2

I need to determine all possible letter combinations of a string that has numbers when converting numbers into possible visually similar letters.

Using the dictionary:

number_appearance = {
       '1': ['l', 'i'],
       '2': ['r', 'z'],
       '3': ['e', 'b'],
       '4': ['a'],
       '5': ['s'],
       '6': ['b', 'g'] ,
       '7': ['t'],
       '8': ['b'], 
       '9': ['g', 'p'],
       '0': ['o', 'q']}

I want to write a function that takes an input and creates all possible letter combinations. For example:

text = 'l4t32'

def convert_numbers(text):
      return re.sub('[0-9]', lambda x: number_appearance[x[0]][0], text)

I want the output to be a list with all possible permutations:

['later', 'latbr', 'latbz', 'latez]

The function above works if you are just grabbing the first letter in each list from number_appearance, but I'm trying to figure out the best way to iterate through all possible combinations. Any help would be much appreciated!

Alison LT
  • 395
  • 1
  • 3
  • 14
  • 1
    Does this answer your question? [Get the cartesian product of a series of lists?](https://stackoverflow.com/questions/533905/get-the-cartesian-product-of-a-series-of-lists) – Karl Knechtel Aug 10 '21 at 21:47
  • I notice that in the list of all possible permutations you replace the `r` with `z`, but you do not replace the `l` with `i`. Why is that? – MikeM Aug 10 '21 at 21:57
  • I am only replacing numbers with letters that appear like them. The `l` isn't replaced because it is already a letter. If I had used the number `1` instead of the letter `l` than I would want a version that used both `l` and `i`. – Alison LT Aug 10 '21 at 22:03
  • But the `r` is already a letter also! I think you need to remove `'latbz'` and `'latez'` from the list of permutations. – MikeM Aug 10 '21 at 22:04
  • Oops - that is a mistake on my part - the `r` should have been a `2` in the example :) – Alison LT Aug 10 '21 at 22:16
  • @KarlKnechtel - I was able to put together a solution based on your reference above. Thanks! – Alison LT Aug 10 '21 at 22:17
  • As an aside, you will probably find it simpler and more efficient to use [the `translate` method of strings](https://docs.python.org/3.8/library/stdtypes.html#str.translate) to do the multiple replacement logic, rather than that regex-based approach.
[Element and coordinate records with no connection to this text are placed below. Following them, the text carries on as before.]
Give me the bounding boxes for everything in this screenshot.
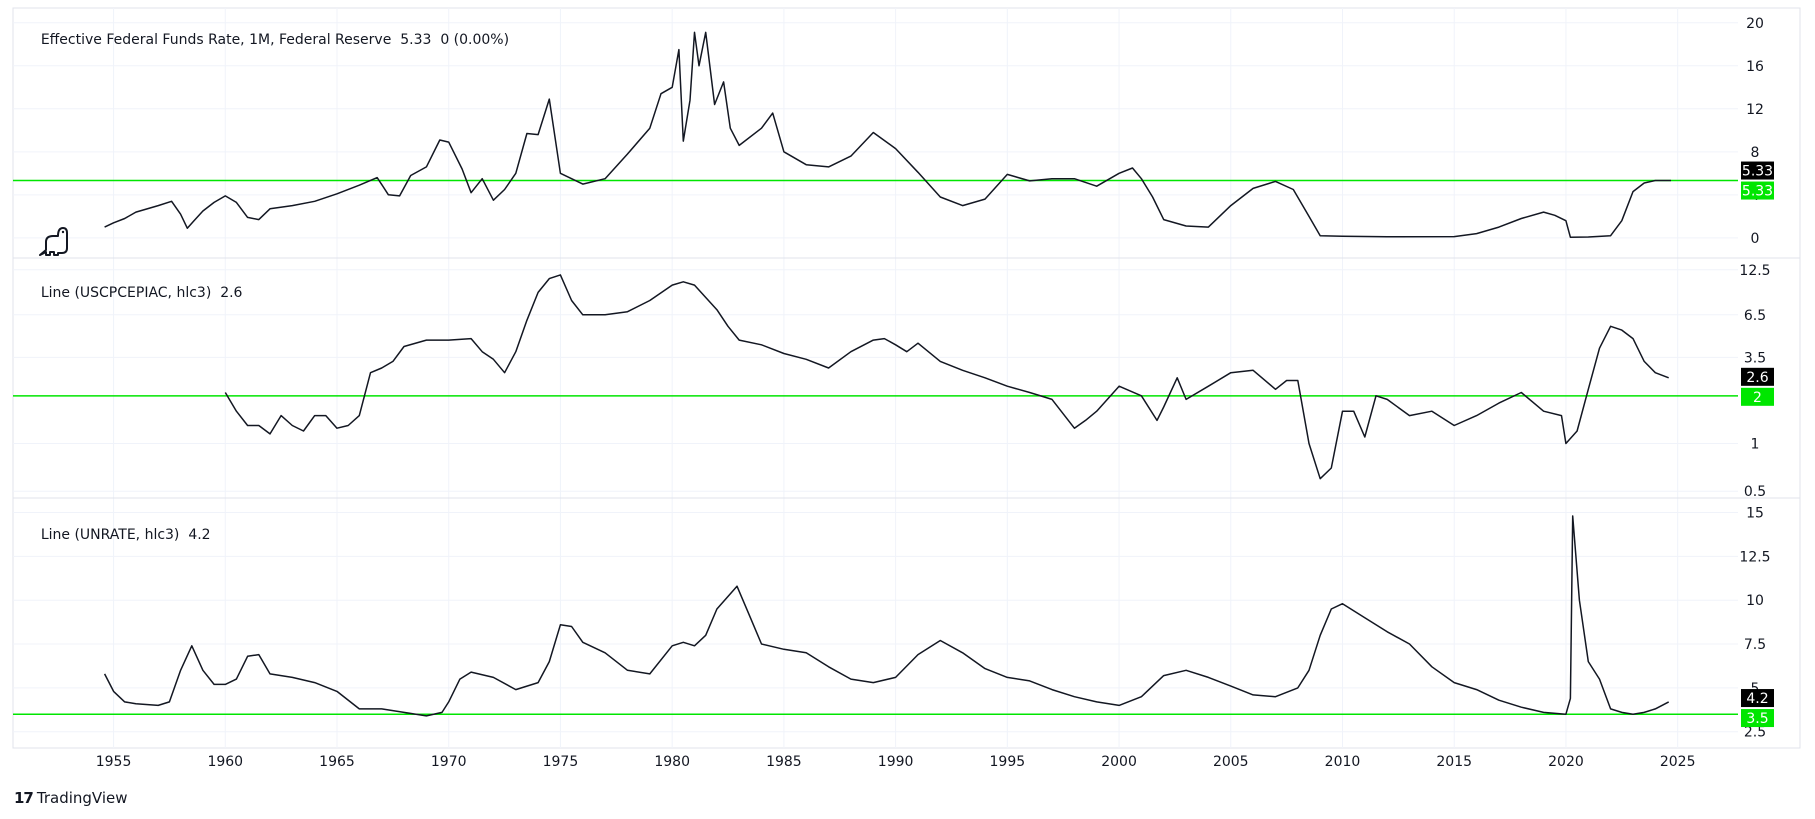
series-line xyxy=(104,31,1671,239)
reference-tag-label: 3.5 xyxy=(1746,711,1768,727)
legend-pce-value: 2.6 xyxy=(220,285,243,301)
x-tick-label: 1960 xyxy=(207,754,243,770)
pane-1: 0.5123.56.512.522.6 xyxy=(13,257,1800,500)
legend-unrate-value: 4.2 xyxy=(188,527,211,543)
x-tick-label: 2015 xyxy=(1436,754,1472,770)
series-line xyxy=(224,274,1669,480)
chart-frame xyxy=(12,7,1801,749)
x-tick-label: 1985 xyxy=(766,754,802,770)
last-value-tag xyxy=(1741,367,1774,386)
y-tick-label: 16 xyxy=(1746,59,1764,75)
y-tick-label: 15 xyxy=(1746,506,1764,522)
y-tick-label: 20 xyxy=(1746,16,1764,32)
last-value-tag xyxy=(1741,689,1774,708)
tradingview-logo-icon: 17 xyxy=(14,789,34,807)
legend-unrate: Line (UNRATE, hlc3) 4.2 xyxy=(23,511,211,559)
y-tick-label: 6.5 xyxy=(1744,308,1766,324)
legend-fedfunds: Effective Federal Funds Rate, 1M, Federa… xyxy=(23,16,509,64)
reference-tag xyxy=(1741,709,1774,728)
legend-unrate-title: Line (UNRATE, hlc3) xyxy=(40,527,180,543)
y-tick-label: 0 xyxy=(1751,231,1760,247)
legend-pce-title: Line (USCPCEPIAC, hlc3) xyxy=(40,285,212,301)
x-tick-label: 2005 xyxy=(1213,754,1249,770)
y-tick-label: 12 xyxy=(1746,102,1764,118)
pane-2: 2.5 5 7.5 10 12.5 15 3.5 4.2 xyxy=(13,497,1800,741)
legend-fedfunds-value: 5.33 xyxy=(400,32,432,48)
x-tick-label: 1995 xyxy=(990,754,1026,770)
x-tick-label: 2010 xyxy=(1325,754,1361,770)
tradingview-brand[interactable]: 17 TradingView xyxy=(14,789,128,807)
y-tick-label: 5 xyxy=(1751,681,1760,697)
legend-pce: Line (USCPCEPIAC, hlc3) 2.6 xyxy=(23,269,243,317)
dinosaur-icon xyxy=(36,224,70,262)
x-tick-label: 1980 xyxy=(654,754,690,770)
x-tick-label: 2025 xyxy=(1660,754,1696,770)
y-tick-label: 8 xyxy=(1751,145,1760,161)
series-line xyxy=(103,515,1670,717)
y-tick-label: 3.5 xyxy=(1744,350,1766,366)
reference-tag xyxy=(1741,181,1774,200)
x-tick-label: 1990 xyxy=(878,754,914,770)
y-tick-label: 10 xyxy=(1746,593,1764,609)
x-tick-label: 1965 xyxy=(319,754,355,770)
reference-tag xyxy=(1741,387,1774,406)
x-tick-label: 2000 xyxy=(1101,754,1137,770)
legend-fedfunds-title: Effective Federal Funds Rate, 1M, Federa… xyxy=(40,32,392,48)
last-value-tag-label: 5.33 xyxy=(1742,164,1773,180)
reference-tag-label: 2 xyxy=(1753,390,1762,406)
x-tick-label: 1955 xyxy=(96,754,132,770)
y-tick-label: 12.5 xyxy=(1739,263,1770,279)
last-value-tag xyxy=(1741,161,1774,180)
pane-0: 0481216205.335.33 xyxy=(13,16,1774,247)
y-tick-label: 2.5 xyxy=(1744,725,1766,741)
reference-tag-label: 5.33 xyxy=(1742,184,1773,200)
y-tick-label: 0.5 xyxy=(1744,484,1766,500)
last-value-tag-label: 2.6 xyxy=(1746,370,1768,386)
x-tick-label: 2020 xyxy=(1548,754,1584,770)
y-tick-label: 12.5 xyxy=(1739,549,1770,565)
x-tick-label: 1970 xyxy=(431,754,467,770)
x-tick-label: 1975 xyxy=(543,754,579,770)
y-tick-label: 1 xyxy=(1751,437,1760,453)
y-tick-label: 7.5 xyxy=(1744,637,1766,653)
last-value-tag-label: 4.2 xyxy=(1746,691,1768,707)
legend-fedfunds-change: 0 (0.00%) xyxy=(440,32,510,48)
tradingview-name: TradingView xyxy=(36,789,128,807)
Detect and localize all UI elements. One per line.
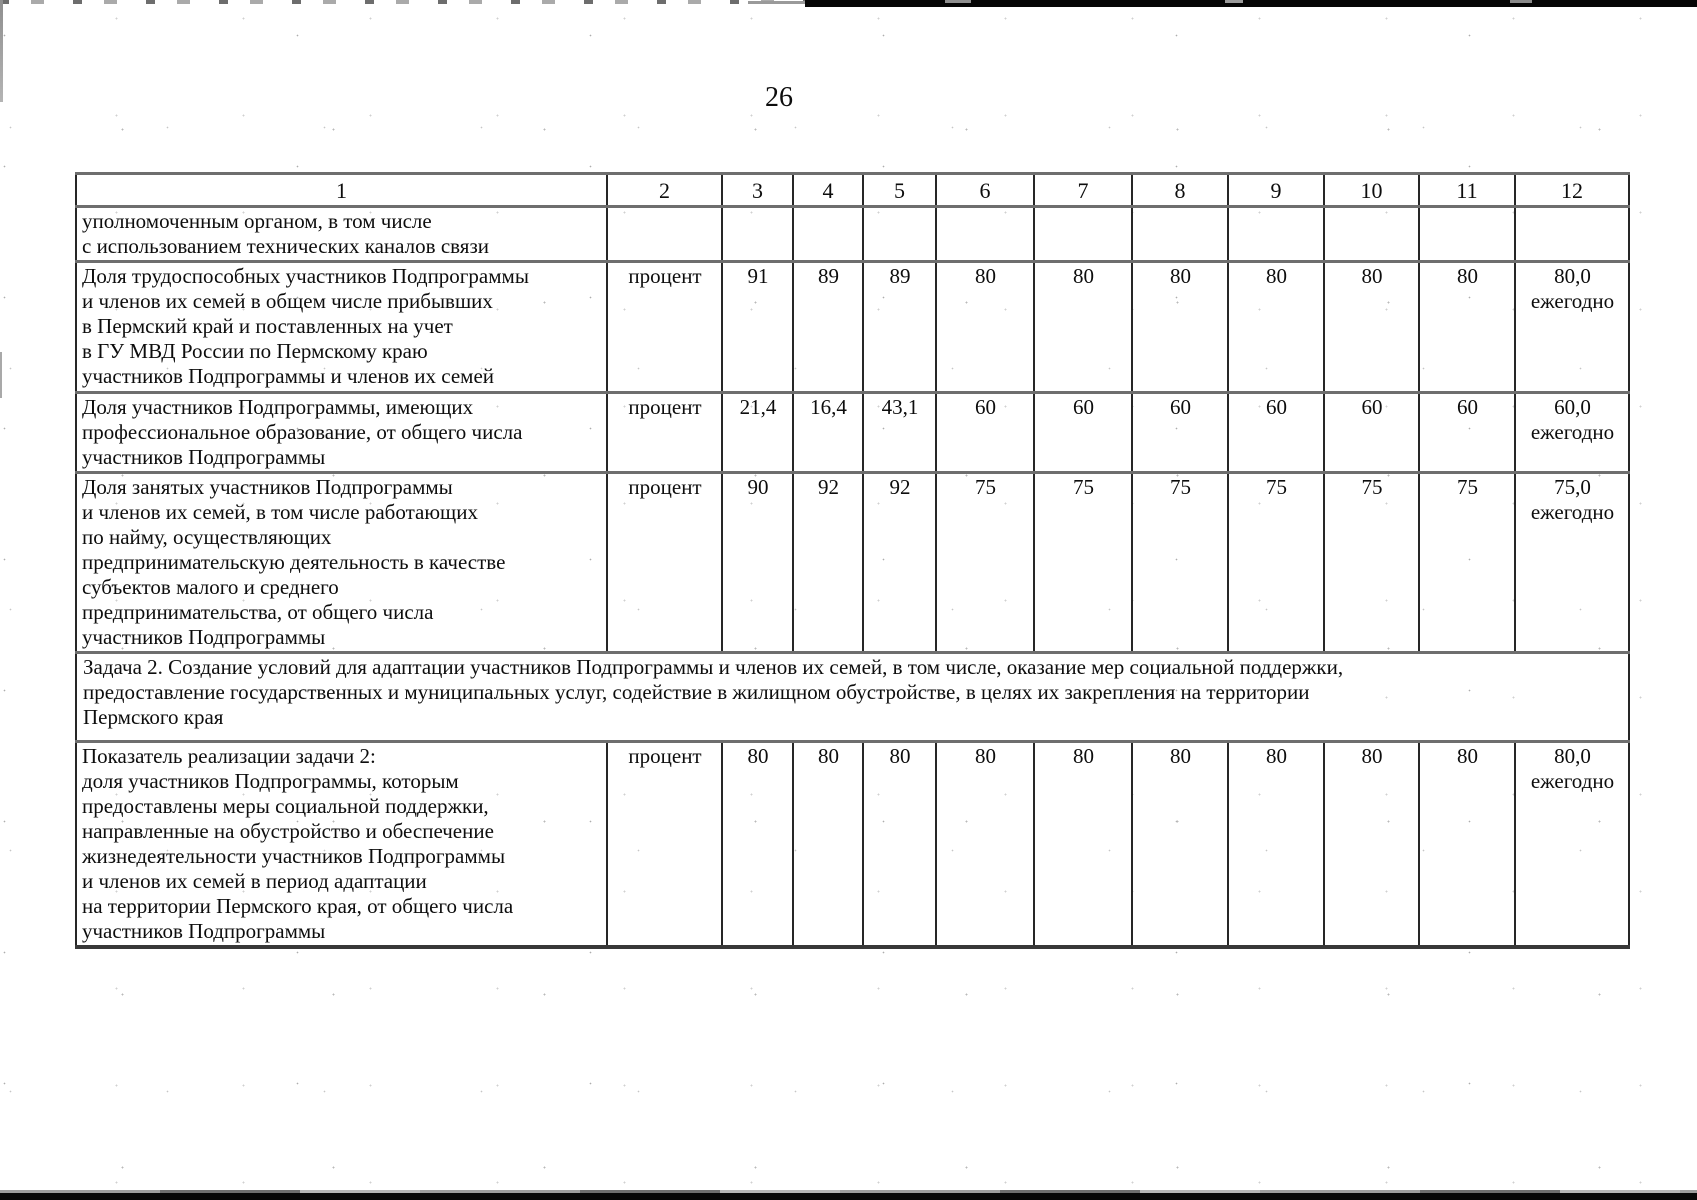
value-cell: 80 <box>1323 260 1420 394</box>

I will add an answer in order to show this technique. – Karl Knechtel Aug 10 '21 at 22:21
  • @KarlKnechtel thanks - it seems i didn't `re.sub` when using the Cartesian product way... if you have other suggestions to make what I posed below more efficient or elegant, lmk! – Alison LT Aug 10 '21 at 22:36

3 Answers3

2

As an upgrade from your own answer, I suggest the following:

    def convert_numbers(text):
        all_items = [number_appearance.get(char, [char]) for char in text]
        return [''.join(elem) for elem in itertools.product(*all_items)]

The improvements are that:

  • it doesn't convert text to a list (there is no need for that)
  • you don't need regex
  • it will still work if you decide instead that you also want to add other characters on top of numbers
Daniel Hao
  • 4,922
  • 3
  • 10
  • 23
Anne Aunyme
  • 506
  • 4
  • 14
0
def convert_num_appearance(text):
    string_characters = [character for character in text]
    
    all_items = []

    for item in string_characters:
        if re.search('[a-zA-Z]', item):
           all_items.append([item])
        elif re.search('\d', item):
           all_items.append(number_appearance[item])

    return [''.join(elem) for elem in itertools.product(*all_items)]
Alison LT
  • 395
  • 1
  • 3
  • 14
0

I would break down the problem like so:

  1. First, create a function that can do the replacement for a given set of replacement letters. My input specification is a sequence of letters, where the first letter is the replacement for the '0' character, next for 1 etc. This allows me to use the index in that sequence to determine the character being replaced, while generating a plain sequence rather than a dict or other complex structure. To do the replacement, I will use the built-in translate method of the original string. That requires a dictionary as described in the documentation, which I can easily build with a dict comprehension, or with the provided helper method str.maketrans (a static method of the str type).

  2. Use itertools.product to generate those sequences.

  3. Use a list comprehension to apply the replacement for each sequence.

Thus:

from itertools import product

def replace_digits(original, replacement):
    # translation = {ord(str(i)): c for i, c in enumerate(replacement)}
    translation = str.maketrans('0123456789', ''.join(replacement))
    print(translation)
    return original.translate(translation)

replacements = product(
   ['o', 'q'], ['l', 'i'], ['r', 'z'], ['e', 'b'], ['a'],
   ['s'], ['b', 'g'] , ['t'], ['b'], ['g', 'p']
)

[replace_digits('14732', r) for r in replacements]

(You will notice there are duplicates in the result; this is because of variant replacements for symbols that don't appear in the input.)

Karl Knechtel
  • 62,466
  • 11
  • 102
  • 153